Namun, setiap istri pun harus menyadari. Suami hanya manusia biasa yang tak akan pernah sempurna. Ia punya banyak kelemahan dan keterbatasan. Bukan manusia yang selalu kuat menjaga. Bukan manusia hebat yang tak pernah berbuat salah dan dosa. Bukan manusia yang selalu ada di sisi kita. Ia suatu saat nanti pasti akan pergi, berpisah dengan kita. Mungkin oleh takdir perceraian atau kematian. Mungkin kita duluan yang akan pergi dari kefanaan dunia, atau bisa juga sang suami yang terlebih dahulu memenuhi janji bertemu denganNya. Tak ada yang tahu. Takdir adalah sebuah misteri yang kita tak akan pernah mampu menyibak tirainya sekalipun dengan himmah yang kuat.
Tak ada satupun pasangan suami istri yang ingin terpisah. Pasti menginginkan cinta yang langgeng, pernikahan yang berkah, penuh samara dan selalu dalam kebersamaan selama-lamanya. Tapi kita manusia, bukanlah makhluk yang abadi. Suatu saat pun pasti harus kembali ke asal.

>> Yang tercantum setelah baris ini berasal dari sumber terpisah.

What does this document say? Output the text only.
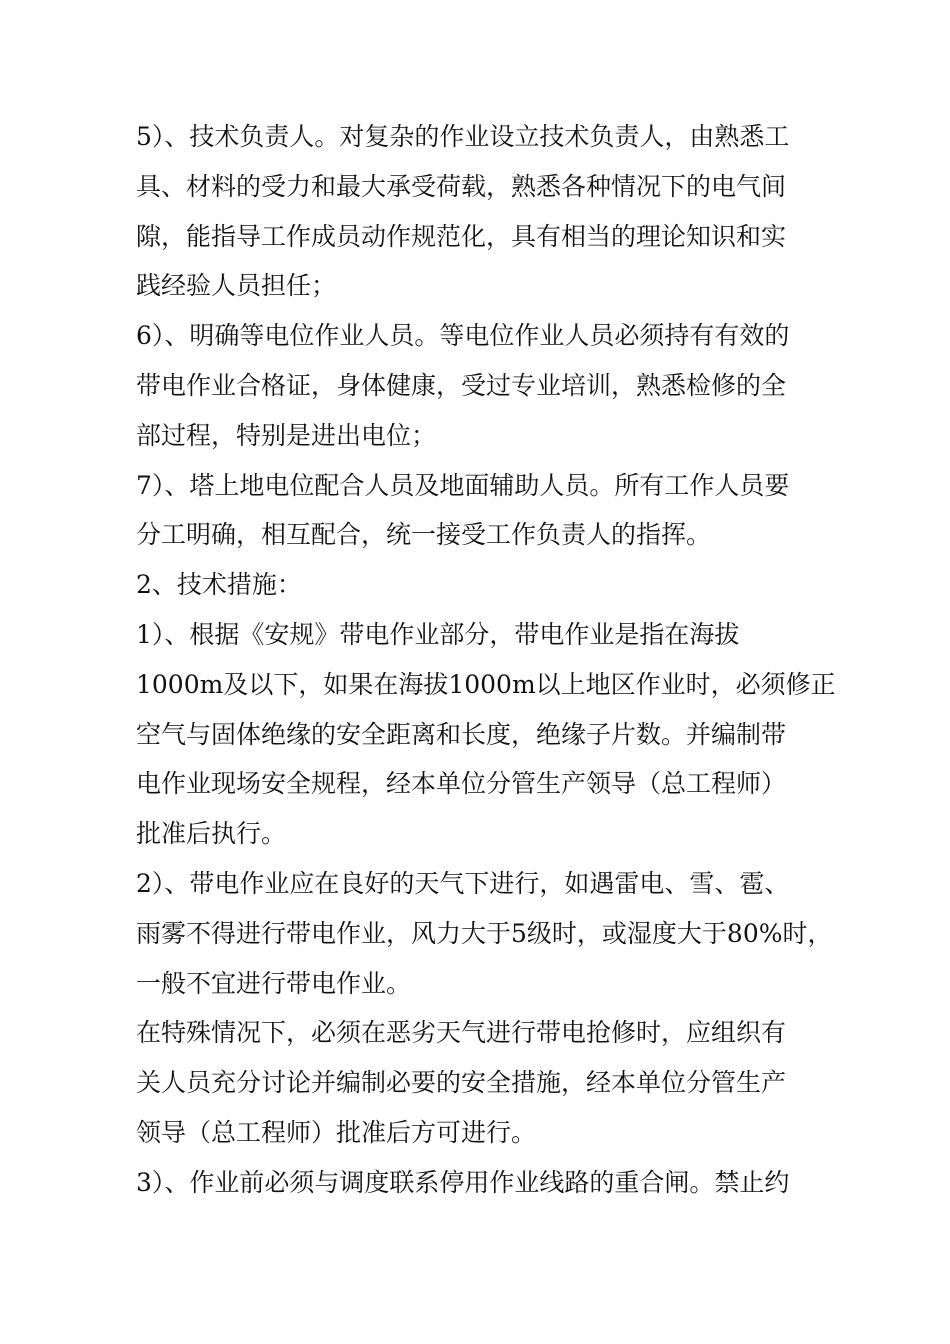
5）、技术负责人。对复杂的作业设立技术负责人，由熟悉工
具、材料的受力和最大承受荷载，熟悉各种情况下的电气间
隙，能指导工作成员动作规范化，具有相当的理论知识和实
践经验人员担任；
6）、明确等电位作业人员。等电位作业人员必须持有有效的
带电作业合格证，身体健康，受过专业培训，熟悉检修的全
部过程，特别是进出电位；
7）、塔上地电位配合人员及地面辅助人员。所有工作人员要
分工明确，相互配合，统一接受工作负责人的指挥。
2、技术措施：
1）、根据《安规》带电作业部分，带电作业是指在海拔
1000m及以下，如果在海拔1000m以上地区作业时，必须修正
空气与固体绝缘的安全距离和长度，绝缘子片数。并编制带
电作业现场安全规程，经本单位分管生产领导（总工程师）
批准后执行。
2）、带电作业应在良好的天气下进行，如遇雷电、雪、雹、
雨雾不得进行带电作业，风力大于5级时，或湿度大于80%时，
一般不宜进行带电作业。
在特殊情况下，必须在恶劣天气进行带电抢修时，应组织有
关人员充分讨论并编制必要的安全措施，经本单位分管生产
领导（总工程师）批准后方可进行。
3）、作业前必须与调度联系停用作业线路的重合闸。禁止约
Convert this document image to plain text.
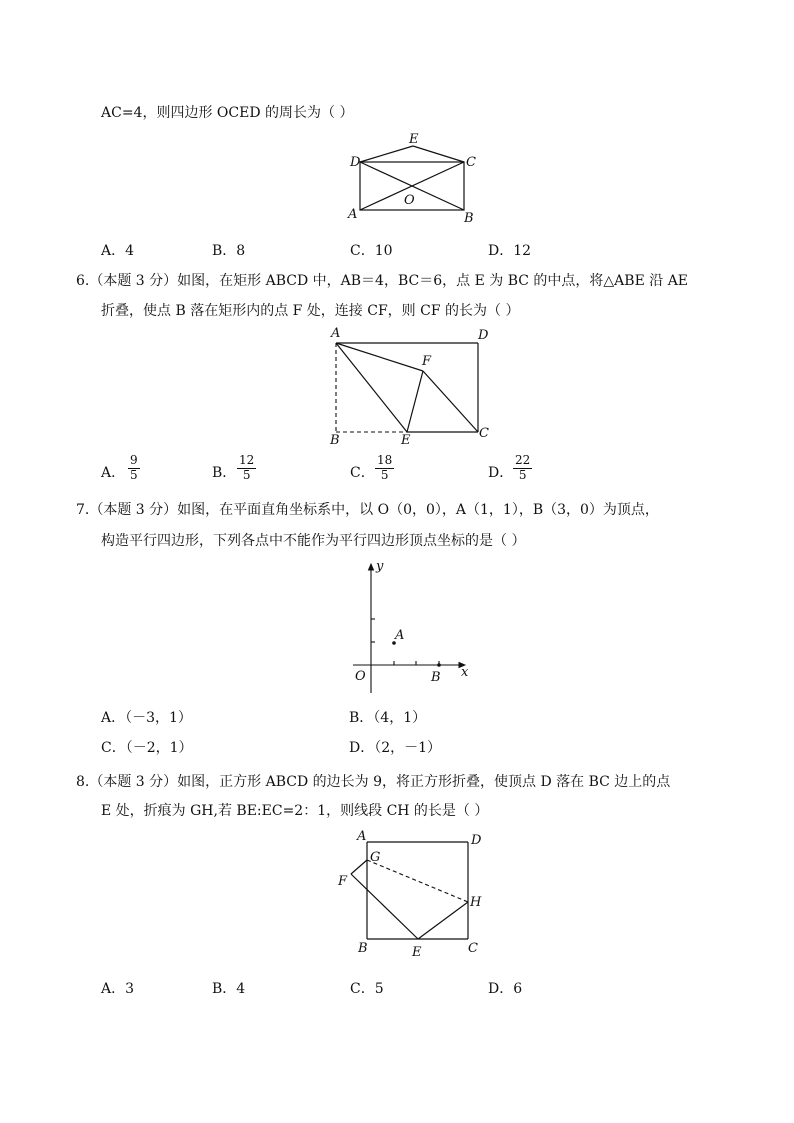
AC=4，则四边形 OCED 的周长为（ ）
E
D	C
O
A	B
A．4	B．8	C．10	D．12
6.（本题 3 分）如图，在矩形 ABCD 中，AB＝4，BC＝6，点 E 为 BC 的中点，将△ABE 沿 AE
折叠，使点 B 落在矩形内的点 F 处，连接 CF，则 CF 的长为（ ）
A	D
F
B	E	C
A． $\frac{9}{5}$	B． $\frac{12}{5}$	C． $\frac{18}{5}$	D． $\frac{22}{5}$
7.（本题 3 分）如图，在平面直角坐标系中，以 O（0，0），A（1，1），B（3，0）为顶点，
构造平行四边形，下列各点中不能作为平行四边形顶点坐标的是（ ）
y
x
O
A
B
A．（－3，1）	B．（4，1）
C．（－2，1）	D．（2，－1）
8.（本题 3 分）如图，正方形 ABCD 的边长为 9，将正方形折叠，使顶点 D 落在 BC 边上的点
E 处，折痕为 GH,若 BE:EC=2：1，则线段 CH 的长是（ ）
A	D
G
F
H
B	E	C
A．3	B．4	C．5	D．6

Dalam takdir pertemuan sepasang anak manusia, ada pula takdir perpisahan yang mengikuti. Apalagi bagi seorang istri, kapanpun seorang suami bebas menggunakan hak talaknya jika ia menghendaki, bahkan sekalipun tanpa adanya sebab. Kematian pun bisa datang kapan saja, tiba-tiba dan tanpa tanda.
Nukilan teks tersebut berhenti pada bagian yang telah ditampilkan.